Jed reluctantly drove into the parking lot. As they were piling out of the truck, Bob grabbed the cup with his finger in it.
“Just leave the damn thing!” instructed Martha. “Nobody’s going to want your finger in an eating establishment.”
“I want my finger with me.”
“Oh, for Christ’s sake! I’m not going to sit here and argue. Take the damn thing,” she grumbled and headed for the bar.
*
“What’s with him?” asked the bartender, looking at Bob, who was rocking back-and-forth on his bar stool.
“He’s missing some crucial parts,” Martha said.
“What, he’s mentally challenged or something?” The bartender looked at Bob more closely.
“That too,” said Martha. “Damn fool cut off his finger.”
“How did he do that?”
“Pretending to be drunk,” said Jed.
“Shouldn’t he be in the hospital?” The bartender moved down to Bob, whose head was now down on the bar. “Are you okay, buddy?” he asked, reaching for the cup that was sitting on the bar in front of Bob.
“No, I am not!” he declared his head still on the bar.
The bartender grabbed the cup, dumped the contents into the sink, and naturally hit the disposal switch.
“Nooooo!” shouted Danielle. She saw what was happening, but the bartender was too quick for her.
*
“You guys are back quick,” Heather said when they returned. She was sitting in the family room talking on the phone. “Did Bob get fixed up?”
Jed’s shoulders were slumped. “We needed to get that finger back where it belonged.”
“We lost the finger,” Danielle said quietly.
“You lost the finger?
” said Heather incredulously “Where?”
“Where else?” Danielle shrugged. “In a bar.”
*
Ferkle was rummaging around in the refrigerator. He left when the Walnuts went to the hospital. However, when they returned Ferkle was walking around the raw land that was going to be his ranch. He immediately rushed back to continue the pursuit of Danielle.
“What the hell are you doing going through my refrigerator?” Martha shouted.

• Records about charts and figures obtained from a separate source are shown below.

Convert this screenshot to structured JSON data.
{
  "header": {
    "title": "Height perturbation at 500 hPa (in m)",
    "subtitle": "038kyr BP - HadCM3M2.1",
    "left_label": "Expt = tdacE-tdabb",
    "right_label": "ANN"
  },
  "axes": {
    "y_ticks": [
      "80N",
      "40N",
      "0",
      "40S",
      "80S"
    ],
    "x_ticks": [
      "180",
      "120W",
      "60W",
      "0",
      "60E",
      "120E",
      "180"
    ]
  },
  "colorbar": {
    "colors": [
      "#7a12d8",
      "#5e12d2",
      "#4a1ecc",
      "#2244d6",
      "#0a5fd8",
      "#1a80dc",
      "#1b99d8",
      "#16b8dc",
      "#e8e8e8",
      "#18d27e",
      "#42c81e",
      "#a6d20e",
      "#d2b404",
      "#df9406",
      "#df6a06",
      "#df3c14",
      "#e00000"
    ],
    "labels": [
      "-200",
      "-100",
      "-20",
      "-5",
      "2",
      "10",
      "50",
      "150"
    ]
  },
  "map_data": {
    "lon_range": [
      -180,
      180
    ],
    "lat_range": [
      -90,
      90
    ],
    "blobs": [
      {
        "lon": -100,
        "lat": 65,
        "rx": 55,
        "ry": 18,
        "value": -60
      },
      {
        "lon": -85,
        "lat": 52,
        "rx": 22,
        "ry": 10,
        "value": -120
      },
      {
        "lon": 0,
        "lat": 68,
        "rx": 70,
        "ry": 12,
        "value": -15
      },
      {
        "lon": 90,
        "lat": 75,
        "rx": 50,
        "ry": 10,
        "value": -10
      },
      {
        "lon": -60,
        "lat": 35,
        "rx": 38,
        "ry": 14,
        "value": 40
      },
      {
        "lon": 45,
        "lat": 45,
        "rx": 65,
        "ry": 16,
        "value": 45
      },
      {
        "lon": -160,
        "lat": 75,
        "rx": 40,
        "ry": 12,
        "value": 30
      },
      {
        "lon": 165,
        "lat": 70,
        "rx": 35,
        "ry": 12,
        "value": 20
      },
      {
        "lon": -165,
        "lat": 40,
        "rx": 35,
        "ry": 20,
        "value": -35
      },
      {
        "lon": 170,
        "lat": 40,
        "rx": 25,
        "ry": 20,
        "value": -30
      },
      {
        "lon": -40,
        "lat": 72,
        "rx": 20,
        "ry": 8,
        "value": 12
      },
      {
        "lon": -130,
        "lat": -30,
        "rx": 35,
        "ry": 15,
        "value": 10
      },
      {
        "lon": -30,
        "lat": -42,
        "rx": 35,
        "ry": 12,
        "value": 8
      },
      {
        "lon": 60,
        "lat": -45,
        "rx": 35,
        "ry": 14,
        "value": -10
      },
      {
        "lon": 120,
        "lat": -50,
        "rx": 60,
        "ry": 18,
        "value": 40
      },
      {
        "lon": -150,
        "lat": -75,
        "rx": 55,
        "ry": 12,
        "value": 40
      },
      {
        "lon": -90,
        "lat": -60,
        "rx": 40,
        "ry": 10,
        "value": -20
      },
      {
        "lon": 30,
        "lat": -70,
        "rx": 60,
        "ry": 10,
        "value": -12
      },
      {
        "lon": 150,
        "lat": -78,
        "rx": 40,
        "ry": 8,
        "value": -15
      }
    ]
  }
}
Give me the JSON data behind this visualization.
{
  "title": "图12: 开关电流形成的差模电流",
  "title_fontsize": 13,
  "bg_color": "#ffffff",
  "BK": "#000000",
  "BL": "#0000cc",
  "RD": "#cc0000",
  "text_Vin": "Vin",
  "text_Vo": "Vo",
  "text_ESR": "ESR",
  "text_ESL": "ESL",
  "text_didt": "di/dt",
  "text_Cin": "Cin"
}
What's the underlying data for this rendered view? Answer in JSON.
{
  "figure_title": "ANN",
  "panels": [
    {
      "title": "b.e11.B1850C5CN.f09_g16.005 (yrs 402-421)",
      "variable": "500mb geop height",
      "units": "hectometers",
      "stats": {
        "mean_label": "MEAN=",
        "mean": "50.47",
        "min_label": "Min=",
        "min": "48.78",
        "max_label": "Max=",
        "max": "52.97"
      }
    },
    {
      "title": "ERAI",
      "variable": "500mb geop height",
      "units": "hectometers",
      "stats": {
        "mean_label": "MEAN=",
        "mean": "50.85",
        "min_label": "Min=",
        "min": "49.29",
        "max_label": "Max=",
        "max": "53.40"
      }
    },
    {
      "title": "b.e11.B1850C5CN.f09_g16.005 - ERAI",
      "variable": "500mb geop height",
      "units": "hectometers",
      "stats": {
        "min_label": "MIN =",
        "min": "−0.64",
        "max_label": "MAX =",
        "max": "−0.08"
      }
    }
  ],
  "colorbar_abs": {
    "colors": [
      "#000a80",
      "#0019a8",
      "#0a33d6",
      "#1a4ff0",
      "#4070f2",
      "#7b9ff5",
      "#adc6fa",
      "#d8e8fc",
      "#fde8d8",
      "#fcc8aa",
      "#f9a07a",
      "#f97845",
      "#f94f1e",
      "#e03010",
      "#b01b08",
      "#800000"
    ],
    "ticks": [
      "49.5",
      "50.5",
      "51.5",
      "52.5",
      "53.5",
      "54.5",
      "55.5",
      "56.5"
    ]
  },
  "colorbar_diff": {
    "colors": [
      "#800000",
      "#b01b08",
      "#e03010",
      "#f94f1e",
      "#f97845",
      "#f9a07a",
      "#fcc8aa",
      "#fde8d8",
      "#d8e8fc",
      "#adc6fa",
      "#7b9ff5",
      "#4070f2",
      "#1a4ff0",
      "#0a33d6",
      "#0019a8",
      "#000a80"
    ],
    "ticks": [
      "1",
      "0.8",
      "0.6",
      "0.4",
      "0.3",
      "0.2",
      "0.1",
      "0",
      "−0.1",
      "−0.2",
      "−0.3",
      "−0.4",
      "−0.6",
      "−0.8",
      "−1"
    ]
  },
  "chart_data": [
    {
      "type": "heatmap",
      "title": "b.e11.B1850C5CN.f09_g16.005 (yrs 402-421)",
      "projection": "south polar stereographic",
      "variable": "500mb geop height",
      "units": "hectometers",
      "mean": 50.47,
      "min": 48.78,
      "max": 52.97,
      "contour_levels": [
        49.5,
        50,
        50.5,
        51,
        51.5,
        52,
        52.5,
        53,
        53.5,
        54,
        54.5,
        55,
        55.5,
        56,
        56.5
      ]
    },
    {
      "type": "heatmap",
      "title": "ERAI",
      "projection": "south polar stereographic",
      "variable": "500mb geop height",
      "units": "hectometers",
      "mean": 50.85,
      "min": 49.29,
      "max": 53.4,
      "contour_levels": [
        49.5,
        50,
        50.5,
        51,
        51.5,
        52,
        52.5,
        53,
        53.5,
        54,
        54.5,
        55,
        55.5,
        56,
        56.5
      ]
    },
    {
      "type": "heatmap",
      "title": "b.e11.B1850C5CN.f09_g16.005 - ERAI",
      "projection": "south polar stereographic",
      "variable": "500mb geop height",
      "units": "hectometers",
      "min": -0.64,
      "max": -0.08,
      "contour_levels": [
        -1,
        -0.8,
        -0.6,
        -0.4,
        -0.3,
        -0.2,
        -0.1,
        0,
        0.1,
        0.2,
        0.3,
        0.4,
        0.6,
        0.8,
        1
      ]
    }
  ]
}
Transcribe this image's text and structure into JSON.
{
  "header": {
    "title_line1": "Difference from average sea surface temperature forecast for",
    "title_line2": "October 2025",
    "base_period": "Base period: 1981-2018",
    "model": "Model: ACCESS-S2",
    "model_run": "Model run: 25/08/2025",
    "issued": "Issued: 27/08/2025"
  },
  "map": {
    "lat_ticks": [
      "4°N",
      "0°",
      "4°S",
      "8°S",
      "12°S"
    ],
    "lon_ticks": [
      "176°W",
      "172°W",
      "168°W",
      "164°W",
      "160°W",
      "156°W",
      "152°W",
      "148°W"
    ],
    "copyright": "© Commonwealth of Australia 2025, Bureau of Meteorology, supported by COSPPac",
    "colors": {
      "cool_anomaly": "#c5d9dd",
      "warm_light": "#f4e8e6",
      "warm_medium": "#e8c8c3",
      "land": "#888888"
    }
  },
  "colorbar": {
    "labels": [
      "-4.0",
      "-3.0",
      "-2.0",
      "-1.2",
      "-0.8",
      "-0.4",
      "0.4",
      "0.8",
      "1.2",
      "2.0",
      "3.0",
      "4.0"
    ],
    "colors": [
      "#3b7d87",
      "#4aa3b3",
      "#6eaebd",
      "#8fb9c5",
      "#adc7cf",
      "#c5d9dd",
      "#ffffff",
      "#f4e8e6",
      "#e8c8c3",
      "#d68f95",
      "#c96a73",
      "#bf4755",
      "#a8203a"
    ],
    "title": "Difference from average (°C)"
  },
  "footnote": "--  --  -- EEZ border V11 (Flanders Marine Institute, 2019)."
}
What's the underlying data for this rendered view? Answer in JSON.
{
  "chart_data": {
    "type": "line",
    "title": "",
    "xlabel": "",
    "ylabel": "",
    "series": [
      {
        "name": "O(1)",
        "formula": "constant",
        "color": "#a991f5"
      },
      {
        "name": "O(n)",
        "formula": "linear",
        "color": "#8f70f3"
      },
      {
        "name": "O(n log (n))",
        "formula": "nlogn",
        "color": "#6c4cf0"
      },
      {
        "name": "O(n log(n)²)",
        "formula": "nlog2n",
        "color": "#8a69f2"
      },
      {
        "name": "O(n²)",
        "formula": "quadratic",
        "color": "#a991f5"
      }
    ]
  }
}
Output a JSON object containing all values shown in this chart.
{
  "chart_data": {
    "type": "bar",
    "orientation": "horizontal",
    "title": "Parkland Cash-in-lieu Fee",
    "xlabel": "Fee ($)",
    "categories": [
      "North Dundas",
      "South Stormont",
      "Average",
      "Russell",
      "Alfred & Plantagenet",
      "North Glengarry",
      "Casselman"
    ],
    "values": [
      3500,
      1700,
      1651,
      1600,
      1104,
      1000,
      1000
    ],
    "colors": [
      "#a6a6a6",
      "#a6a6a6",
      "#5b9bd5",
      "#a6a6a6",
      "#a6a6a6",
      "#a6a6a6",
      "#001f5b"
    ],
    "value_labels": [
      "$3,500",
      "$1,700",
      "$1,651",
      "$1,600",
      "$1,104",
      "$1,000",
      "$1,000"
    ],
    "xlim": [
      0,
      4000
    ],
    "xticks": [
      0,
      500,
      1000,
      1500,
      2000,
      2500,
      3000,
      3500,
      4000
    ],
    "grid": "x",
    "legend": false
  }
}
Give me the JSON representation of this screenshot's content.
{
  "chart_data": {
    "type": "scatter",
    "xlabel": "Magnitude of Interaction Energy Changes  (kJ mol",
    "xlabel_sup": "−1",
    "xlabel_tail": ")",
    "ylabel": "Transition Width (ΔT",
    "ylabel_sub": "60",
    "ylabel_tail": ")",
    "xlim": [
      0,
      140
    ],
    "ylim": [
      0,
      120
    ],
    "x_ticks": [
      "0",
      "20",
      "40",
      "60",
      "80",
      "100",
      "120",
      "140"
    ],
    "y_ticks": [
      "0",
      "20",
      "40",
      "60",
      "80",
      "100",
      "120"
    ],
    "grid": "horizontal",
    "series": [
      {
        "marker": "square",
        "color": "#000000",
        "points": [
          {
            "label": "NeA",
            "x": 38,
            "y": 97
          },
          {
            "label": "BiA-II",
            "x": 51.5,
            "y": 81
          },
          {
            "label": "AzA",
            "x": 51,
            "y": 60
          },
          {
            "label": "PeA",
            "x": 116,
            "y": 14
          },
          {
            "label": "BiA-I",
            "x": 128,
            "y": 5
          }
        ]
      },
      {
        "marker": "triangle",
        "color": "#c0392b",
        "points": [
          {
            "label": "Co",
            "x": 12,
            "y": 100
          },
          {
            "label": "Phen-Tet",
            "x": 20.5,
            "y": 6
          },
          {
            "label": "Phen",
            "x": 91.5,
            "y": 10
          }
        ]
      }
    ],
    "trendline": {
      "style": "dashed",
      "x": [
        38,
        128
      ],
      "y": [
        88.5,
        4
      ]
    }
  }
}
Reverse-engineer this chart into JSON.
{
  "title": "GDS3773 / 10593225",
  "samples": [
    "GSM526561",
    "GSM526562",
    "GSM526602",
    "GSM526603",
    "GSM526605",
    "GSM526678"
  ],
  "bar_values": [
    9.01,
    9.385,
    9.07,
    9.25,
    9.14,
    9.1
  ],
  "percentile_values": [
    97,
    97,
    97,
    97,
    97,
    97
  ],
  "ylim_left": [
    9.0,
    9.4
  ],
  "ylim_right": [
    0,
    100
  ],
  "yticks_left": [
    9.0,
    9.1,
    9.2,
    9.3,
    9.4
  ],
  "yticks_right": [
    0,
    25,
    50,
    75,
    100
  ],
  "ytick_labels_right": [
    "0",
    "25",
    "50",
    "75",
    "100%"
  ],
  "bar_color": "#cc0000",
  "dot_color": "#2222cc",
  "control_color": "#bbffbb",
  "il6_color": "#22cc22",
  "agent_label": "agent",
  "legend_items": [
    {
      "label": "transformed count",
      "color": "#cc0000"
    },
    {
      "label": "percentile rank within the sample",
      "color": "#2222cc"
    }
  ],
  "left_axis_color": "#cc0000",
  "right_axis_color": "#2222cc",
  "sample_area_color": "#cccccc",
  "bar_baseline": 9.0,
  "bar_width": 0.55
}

Ferkle jumped, dropping the pitcher he had in his hand. It smashed on the floor.
“I . . . I was—”
“Get out of my refrigerator, now!”
“Mother, he was getting me something to drink.” Danielle tried to defend poor Ferkle, who was clearly not sure what to do.
“Get your own damn drinks. I don’t want him in there!” Martha shouted. “He’s been here a couple hours and he’s already making himself at home.”
“Mother, you’re being ridiculous.”
“I am not! I don’t like that guy!” she yelled.
Ferkle was moving slowly toward the door.
“Mother, you don’t like anyone I’m involved with!”
This caused Ferkle to stop cold in his tracks. His big, dopey grin spread across his face.
“I want him out of here, now!”
“Don’t tell me what to do,” shouted Danielle. “I’m a grown woman!”
“—that plays with little boys,” said Martha.
“I do not! I resent that!”
“Then tell me this—why are you interested in Pool Boy there?”
“I’ll be interested in who I want!”
Ferkle was grinning ear to ear.
“Is that why you encouraged him to stay?”
“I did not encourage him. He invited himself.”
“And that doesn’t raise any flags?” asked Jed.
“You have always been against any man that’s interested in me. And that’s exactly why you’re against poor Ferkle!”
“You idiot, he’s a fraud!” shouted Jed.
“No, he’s not! He’s going to build a big ranch right next door!”
“Agguuurrr!” shouted Jed, throwing up his hands and walking away.
*
Ferkle had a look of satisfaction on his face as Danielle escorted him outside to his car.
“I want to go to sleep and not wake up until I see you again,” Ferkle told her, looking intensely into her eyes. He held both her hands and tried to pull her to him.
“Oh, go home. You’re being silly.”
She giggled as he tried to squeeze up tight against her.
*
When Danielle walked back into the family room, her mother was the first to speak.
“Well, that was interesting,” she said.
“Don’t start,” warned Danielle. “I don’t need any crap from any of you.”